Interested parties had the opportunity to comment on the draft until the end of February.

The Investment Act aims to affirm that foreign investors will no longer benefit from better legal protection in comparison to their domestic counterparts, excluding recourse to investor-state arbitration. Instead, the Act puts forward the option of referring investment disputes to mediation under the auspices of the DTI. In this sense, there is a need for legislation to govern such mediation proceedings and the draft Regulations are meant to serve this goal.

Overview of the proposed legal framework
The Act proposes a domestic investor-state mediation scheme, excluding international arbitration.

Even though mediation offers a more amicable environment for settling disputes, it should be noted that it is rather abnormal to substitute arbitration proceedings with mediation. This is supported by the International Bar Association Rules for Investor-State Mediation, where mediation is recognised as a supplement and not as a substitute.

Furthermore, it is not very clear how effective mediation proceedings will be under the proposed set up, as it might be difficult to ensure compliance with the outcome.
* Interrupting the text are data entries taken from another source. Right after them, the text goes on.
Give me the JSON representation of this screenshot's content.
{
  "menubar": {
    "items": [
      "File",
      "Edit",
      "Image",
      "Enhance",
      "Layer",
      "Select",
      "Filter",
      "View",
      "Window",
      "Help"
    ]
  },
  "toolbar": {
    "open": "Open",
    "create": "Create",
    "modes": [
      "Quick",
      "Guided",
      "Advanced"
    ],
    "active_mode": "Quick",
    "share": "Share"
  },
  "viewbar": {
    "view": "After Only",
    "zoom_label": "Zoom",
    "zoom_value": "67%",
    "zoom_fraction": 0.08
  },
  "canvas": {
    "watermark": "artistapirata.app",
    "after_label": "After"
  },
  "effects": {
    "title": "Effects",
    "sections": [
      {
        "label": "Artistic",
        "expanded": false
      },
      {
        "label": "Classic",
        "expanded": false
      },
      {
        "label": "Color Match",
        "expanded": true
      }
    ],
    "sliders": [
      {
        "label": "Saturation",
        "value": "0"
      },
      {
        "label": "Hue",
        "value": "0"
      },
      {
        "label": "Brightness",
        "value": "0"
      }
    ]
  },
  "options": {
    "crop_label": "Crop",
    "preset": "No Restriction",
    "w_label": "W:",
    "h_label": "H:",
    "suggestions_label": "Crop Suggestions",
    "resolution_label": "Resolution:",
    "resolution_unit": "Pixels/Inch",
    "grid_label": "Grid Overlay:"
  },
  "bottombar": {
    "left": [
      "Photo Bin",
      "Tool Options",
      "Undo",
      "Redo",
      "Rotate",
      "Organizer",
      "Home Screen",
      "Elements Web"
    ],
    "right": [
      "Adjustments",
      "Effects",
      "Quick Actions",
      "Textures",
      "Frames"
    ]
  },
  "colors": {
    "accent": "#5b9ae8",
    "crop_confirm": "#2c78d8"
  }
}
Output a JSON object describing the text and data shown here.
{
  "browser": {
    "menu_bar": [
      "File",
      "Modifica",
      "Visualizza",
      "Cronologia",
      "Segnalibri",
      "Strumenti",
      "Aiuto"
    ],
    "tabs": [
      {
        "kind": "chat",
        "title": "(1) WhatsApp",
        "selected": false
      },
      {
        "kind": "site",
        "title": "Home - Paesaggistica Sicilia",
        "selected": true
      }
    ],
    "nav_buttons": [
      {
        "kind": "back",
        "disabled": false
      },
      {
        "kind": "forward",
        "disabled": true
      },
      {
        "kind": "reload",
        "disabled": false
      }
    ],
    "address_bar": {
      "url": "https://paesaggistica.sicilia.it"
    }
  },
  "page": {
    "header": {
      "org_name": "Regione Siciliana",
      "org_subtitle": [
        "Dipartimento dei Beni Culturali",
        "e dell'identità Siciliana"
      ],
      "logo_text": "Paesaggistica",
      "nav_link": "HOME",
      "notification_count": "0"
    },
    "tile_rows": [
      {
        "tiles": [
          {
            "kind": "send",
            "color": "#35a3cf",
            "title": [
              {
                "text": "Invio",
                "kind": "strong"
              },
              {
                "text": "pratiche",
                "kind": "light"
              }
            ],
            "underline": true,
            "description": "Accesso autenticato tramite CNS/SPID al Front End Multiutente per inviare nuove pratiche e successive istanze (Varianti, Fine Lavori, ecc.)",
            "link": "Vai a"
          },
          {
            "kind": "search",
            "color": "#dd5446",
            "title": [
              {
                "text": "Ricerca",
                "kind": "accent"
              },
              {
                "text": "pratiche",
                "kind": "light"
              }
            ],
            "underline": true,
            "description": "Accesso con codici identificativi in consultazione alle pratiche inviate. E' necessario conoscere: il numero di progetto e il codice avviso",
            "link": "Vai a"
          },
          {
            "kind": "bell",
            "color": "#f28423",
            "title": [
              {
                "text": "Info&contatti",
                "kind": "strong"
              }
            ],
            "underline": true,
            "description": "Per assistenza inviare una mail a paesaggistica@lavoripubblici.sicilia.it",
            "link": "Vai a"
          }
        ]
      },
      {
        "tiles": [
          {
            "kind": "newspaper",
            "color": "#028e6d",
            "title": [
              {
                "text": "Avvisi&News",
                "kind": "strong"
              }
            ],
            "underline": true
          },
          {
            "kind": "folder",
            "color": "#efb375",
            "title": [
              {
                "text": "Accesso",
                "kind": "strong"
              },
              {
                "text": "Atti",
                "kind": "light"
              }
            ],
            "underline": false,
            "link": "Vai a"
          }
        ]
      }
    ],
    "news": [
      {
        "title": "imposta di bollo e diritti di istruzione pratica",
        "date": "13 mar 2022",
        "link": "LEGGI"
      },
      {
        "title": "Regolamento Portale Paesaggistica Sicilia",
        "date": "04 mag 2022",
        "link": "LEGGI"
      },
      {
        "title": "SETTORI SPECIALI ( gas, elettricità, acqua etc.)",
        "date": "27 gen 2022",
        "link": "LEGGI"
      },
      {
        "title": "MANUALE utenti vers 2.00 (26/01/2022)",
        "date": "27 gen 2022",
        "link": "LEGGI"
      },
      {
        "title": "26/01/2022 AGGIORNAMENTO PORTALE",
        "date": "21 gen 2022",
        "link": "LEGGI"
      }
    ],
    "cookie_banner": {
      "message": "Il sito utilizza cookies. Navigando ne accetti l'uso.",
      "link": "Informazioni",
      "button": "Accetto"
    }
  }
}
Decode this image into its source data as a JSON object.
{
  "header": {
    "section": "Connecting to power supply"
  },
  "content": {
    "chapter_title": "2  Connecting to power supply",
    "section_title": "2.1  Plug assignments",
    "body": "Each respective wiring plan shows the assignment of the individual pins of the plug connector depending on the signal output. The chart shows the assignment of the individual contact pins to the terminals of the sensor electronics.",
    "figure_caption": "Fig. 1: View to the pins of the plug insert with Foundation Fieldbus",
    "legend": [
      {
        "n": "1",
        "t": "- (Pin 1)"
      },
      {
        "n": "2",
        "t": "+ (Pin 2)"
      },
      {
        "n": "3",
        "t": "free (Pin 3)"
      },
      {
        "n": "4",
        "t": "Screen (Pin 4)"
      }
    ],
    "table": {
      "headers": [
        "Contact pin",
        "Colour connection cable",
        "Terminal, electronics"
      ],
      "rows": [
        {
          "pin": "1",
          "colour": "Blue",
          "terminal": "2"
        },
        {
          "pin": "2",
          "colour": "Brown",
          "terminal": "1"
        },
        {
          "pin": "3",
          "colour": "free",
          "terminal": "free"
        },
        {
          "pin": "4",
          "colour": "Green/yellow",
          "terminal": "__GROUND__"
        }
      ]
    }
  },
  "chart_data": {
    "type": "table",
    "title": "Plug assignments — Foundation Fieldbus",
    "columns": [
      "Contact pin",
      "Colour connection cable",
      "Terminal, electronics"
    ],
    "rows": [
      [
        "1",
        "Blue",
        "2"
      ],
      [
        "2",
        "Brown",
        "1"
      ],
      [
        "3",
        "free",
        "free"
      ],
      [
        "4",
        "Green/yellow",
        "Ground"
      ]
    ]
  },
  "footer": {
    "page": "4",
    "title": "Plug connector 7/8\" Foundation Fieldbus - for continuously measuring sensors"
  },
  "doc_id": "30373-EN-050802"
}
In this sense, it is important to note that, whilst still a draft, the Regulations do not provide either for a fixed timeframe within which the mediation should be concluded or for a written and signed settlement agreement to mark the end of such proceedings.  

With regard to the qualifications a mediator should possess, the Regulations only state that a mediator should exercise “independent judgement” without requiring any disclosure or statement of independence on their part.

The absence of independence and impartiality safeguards might compromise the investors’ confidence in such a system and ultimately, deter investment from the jurisdiction.

However, the Regulations allow parties to request a mediator’s recusal on grounds of independence and impartiality. This process is not very straightforward in the instance when the mediator refuses to recuse themselves. In such a case, the interested party should approach the DTI, who in turn will appoint a new mediator to decide the recusal issue.

Conclusion
Considering that new investments from most of the EU Member States will no longer benefit from BIT protection, it is important to ensure that the new legislative framework creates a clear and credible investment disputes system that parties can confidently rely on.

In their current form, both the Act and the Regulations seek to replace a rules-based international arbitration regime with a not-yet harmonised mediation system.